In short, meet us at the home of the Lady of the Lake at 0600 hours tomorrow. Follow the shining beacon of Excalibur.

-- Bartleby

Anisha said...

Bartleby,
Of course I will meet up with you. However, I have troops of my own who are willing to help the mission. Would you like me to bring them along? I have told them all about you, and your (now our) mission. They say they will follow your command, your every word. Are you interested?
Most of them are homeless folk. They had not been given an education (I'm teaching them my version of Algebra!). They are tired of the educated class telling them to get jobs instead of helping them out. They hope to help you create a new world - - a better world, where they won't be considered the scum of society.
Are you interseted? I can meet you at the H.K. Library later on this evening with them.

Rosie

Kelsie said...

Rosie,

In the case of non-violent revolutions, my motto has always been 'the more, the merrier,' so please bring along all of the troops you can round up. We, the enlightened ones, must be united in our quest to eradicate propaganda (in the form of books), and those who support it through production or consumption (writing or reading).
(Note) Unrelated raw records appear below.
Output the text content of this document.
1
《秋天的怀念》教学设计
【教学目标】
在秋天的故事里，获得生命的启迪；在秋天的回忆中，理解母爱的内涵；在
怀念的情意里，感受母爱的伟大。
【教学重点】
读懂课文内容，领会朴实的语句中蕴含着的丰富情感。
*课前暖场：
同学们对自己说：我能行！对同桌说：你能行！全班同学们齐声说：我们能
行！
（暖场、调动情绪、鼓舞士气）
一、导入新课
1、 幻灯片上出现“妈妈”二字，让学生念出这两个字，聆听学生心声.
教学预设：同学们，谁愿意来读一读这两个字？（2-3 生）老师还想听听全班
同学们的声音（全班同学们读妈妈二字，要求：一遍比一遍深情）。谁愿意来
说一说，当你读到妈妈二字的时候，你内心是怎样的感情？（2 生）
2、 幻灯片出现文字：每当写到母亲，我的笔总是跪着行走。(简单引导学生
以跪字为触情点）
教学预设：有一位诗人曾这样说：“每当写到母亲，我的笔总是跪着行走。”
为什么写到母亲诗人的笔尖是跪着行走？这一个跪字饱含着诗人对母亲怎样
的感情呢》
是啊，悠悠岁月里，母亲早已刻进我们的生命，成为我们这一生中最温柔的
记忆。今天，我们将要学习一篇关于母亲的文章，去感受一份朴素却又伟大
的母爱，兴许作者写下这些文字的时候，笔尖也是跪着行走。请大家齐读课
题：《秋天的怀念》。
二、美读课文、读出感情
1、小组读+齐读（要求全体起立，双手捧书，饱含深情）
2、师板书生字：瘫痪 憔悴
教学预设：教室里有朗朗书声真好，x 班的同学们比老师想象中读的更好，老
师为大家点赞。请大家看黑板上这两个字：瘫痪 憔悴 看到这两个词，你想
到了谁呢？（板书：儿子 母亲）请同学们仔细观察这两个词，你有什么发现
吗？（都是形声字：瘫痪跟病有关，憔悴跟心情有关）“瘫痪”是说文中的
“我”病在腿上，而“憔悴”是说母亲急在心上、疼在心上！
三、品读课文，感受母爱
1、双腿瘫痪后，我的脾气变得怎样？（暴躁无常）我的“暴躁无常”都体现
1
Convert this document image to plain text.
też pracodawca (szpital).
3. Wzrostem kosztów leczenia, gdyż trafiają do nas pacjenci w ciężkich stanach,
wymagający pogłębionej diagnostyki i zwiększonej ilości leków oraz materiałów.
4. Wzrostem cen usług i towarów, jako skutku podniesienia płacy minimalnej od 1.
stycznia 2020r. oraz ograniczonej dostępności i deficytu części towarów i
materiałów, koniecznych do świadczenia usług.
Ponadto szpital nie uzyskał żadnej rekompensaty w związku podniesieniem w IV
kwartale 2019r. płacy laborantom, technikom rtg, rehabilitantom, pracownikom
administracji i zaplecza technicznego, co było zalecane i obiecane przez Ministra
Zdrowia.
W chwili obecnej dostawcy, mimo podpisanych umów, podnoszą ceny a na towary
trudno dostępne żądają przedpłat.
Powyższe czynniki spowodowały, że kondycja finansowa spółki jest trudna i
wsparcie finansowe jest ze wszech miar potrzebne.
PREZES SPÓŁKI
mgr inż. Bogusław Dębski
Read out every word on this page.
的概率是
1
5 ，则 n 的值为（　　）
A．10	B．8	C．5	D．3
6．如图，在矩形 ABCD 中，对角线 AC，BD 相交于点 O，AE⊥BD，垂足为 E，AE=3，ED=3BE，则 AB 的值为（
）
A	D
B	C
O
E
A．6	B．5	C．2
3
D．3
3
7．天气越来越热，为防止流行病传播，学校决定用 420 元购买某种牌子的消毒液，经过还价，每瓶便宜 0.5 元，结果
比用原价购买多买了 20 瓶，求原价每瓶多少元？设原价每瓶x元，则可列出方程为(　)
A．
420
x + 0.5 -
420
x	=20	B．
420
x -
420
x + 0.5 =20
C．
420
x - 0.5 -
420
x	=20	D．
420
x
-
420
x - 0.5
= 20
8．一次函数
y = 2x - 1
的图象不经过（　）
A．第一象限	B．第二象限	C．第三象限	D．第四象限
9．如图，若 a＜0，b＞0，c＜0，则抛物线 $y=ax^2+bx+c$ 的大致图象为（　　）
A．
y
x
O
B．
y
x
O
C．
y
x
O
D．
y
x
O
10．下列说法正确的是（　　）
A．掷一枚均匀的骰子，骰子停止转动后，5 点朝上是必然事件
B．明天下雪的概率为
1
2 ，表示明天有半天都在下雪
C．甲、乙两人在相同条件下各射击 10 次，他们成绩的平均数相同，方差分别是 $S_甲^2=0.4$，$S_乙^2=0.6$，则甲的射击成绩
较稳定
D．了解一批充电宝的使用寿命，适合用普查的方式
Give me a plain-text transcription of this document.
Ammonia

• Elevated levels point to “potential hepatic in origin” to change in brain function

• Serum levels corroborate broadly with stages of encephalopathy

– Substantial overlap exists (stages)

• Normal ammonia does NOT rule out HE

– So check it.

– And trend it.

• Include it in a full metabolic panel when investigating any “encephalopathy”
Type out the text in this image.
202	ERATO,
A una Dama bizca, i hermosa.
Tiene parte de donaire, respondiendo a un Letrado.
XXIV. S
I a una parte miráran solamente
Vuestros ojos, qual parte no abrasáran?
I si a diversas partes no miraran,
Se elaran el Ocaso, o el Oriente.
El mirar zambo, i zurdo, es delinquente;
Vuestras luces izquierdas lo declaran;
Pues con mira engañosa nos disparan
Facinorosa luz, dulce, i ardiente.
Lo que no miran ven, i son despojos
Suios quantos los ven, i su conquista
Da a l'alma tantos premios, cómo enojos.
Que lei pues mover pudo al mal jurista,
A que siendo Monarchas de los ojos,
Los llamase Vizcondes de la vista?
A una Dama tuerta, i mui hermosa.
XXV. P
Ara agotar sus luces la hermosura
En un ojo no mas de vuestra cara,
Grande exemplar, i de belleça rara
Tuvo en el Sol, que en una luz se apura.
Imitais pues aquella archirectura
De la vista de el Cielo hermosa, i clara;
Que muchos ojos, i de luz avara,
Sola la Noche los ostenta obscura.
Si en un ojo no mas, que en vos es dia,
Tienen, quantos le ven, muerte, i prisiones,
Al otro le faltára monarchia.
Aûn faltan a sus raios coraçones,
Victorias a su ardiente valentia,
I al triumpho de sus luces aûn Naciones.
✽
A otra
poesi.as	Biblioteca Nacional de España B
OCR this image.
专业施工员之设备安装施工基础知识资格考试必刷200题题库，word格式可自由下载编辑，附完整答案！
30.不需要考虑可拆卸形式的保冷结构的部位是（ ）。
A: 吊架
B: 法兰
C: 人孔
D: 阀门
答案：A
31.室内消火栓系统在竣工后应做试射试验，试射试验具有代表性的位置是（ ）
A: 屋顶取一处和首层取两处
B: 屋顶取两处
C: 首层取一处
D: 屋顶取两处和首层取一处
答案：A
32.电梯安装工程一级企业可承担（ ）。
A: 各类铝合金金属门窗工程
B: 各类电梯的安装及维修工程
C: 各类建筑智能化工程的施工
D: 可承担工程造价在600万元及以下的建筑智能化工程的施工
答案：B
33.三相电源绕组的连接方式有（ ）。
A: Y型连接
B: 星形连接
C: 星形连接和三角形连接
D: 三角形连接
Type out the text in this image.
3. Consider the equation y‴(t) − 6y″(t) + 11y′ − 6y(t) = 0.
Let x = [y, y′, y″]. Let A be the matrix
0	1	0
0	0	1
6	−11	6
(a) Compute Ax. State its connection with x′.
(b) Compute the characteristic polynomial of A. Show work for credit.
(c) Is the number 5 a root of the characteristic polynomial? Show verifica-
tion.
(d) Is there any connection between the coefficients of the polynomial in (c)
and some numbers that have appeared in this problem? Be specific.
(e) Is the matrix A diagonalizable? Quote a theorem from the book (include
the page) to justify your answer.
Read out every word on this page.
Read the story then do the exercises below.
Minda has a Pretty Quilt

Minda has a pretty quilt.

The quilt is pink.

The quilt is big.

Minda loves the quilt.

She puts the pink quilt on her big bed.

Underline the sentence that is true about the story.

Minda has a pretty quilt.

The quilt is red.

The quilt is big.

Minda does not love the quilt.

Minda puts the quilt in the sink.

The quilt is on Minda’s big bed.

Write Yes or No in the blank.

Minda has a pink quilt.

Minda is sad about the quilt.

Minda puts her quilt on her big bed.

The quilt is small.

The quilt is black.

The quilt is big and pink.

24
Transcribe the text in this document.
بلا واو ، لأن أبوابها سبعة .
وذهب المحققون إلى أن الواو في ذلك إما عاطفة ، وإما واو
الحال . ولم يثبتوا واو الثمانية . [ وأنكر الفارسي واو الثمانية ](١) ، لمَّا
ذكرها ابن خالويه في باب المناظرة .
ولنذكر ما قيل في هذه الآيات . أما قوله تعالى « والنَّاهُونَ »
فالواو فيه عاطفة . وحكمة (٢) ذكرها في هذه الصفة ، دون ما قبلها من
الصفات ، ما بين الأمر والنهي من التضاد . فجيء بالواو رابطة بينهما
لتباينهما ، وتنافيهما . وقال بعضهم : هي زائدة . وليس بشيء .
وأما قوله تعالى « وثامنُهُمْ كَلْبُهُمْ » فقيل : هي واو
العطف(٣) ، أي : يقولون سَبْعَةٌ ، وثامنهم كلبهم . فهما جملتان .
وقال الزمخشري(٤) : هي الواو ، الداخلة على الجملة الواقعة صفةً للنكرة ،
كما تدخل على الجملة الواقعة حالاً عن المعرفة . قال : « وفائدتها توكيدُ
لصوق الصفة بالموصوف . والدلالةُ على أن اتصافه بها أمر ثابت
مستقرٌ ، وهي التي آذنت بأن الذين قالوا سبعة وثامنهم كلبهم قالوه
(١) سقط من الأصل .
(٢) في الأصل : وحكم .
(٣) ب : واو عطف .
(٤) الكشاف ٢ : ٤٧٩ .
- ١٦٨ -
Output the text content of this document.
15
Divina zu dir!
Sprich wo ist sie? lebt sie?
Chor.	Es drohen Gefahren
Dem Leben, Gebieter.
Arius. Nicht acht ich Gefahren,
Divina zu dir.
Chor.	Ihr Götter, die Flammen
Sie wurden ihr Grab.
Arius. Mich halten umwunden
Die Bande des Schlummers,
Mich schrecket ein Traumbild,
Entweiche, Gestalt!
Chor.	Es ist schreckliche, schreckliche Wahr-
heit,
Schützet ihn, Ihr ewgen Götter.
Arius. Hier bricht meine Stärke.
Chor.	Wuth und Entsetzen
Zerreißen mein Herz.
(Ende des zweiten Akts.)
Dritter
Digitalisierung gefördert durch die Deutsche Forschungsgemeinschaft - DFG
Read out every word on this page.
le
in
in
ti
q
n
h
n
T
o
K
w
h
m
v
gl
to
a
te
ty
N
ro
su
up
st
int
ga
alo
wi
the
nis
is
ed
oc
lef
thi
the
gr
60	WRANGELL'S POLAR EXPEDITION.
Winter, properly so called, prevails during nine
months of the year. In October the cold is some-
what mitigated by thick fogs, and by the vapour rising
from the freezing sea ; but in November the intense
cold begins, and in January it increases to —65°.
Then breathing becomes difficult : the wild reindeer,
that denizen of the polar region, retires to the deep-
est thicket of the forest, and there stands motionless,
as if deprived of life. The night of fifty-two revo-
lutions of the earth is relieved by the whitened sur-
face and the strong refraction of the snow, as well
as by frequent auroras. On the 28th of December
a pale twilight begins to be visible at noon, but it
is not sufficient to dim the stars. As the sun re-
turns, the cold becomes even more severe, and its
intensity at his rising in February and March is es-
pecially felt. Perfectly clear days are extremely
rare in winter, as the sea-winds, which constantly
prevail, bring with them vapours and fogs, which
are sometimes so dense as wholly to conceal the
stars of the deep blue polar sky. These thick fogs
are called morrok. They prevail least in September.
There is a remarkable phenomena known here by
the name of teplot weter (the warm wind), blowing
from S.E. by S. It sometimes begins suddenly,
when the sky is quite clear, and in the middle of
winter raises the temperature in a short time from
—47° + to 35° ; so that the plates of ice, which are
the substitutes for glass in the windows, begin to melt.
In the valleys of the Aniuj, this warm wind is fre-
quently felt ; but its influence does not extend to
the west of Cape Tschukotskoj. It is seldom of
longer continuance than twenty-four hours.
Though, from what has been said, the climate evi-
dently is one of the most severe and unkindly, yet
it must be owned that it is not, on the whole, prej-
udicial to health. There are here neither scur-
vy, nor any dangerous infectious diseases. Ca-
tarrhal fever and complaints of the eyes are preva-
I will meet you and your squadron at 0600 at the Lady's shack. Bring your matches.

Bartleby

Kelsie said...

Squadron 451,

Thank you for volunteering your services in this quest to equalize society through the eradication of propaganda. This is an important and exciting adventure on which you are soon to embark. There are several rules that must be established before you are allowed to meet your fearless leader (Bartleby):

First, you must not talk about Squadron 451. Second, you must unflinchingly follow the orders given you. In this quest, there is no room for insurrection. Third, you must not partake in the writing, distributing, or reading of any propaganda. Disobeying any of these simple rules will earn you a fate worse than that assigned to the books.

We will rendezvous tomorrow at 0600 at The Lady's shack by the HICI toxic lake. Don't wear flammable materials.

Rosie

Kelsie said...

Bob and Mildred,

I have gone to retrieve the blue prints for the Henry Kissinger Memorial Library from a very special source. These plans will help us more effectively and efficiently destroy the evil contained within the library. Inside this chest you will find many common things: an alarm clock, orange juice concentrate, gasoline, Coca Cola, bug spray, and lots of other goodies. Please use your ingenuity to bend these products' purposes to our will. I will be back by 0530. Hold down the fort till then.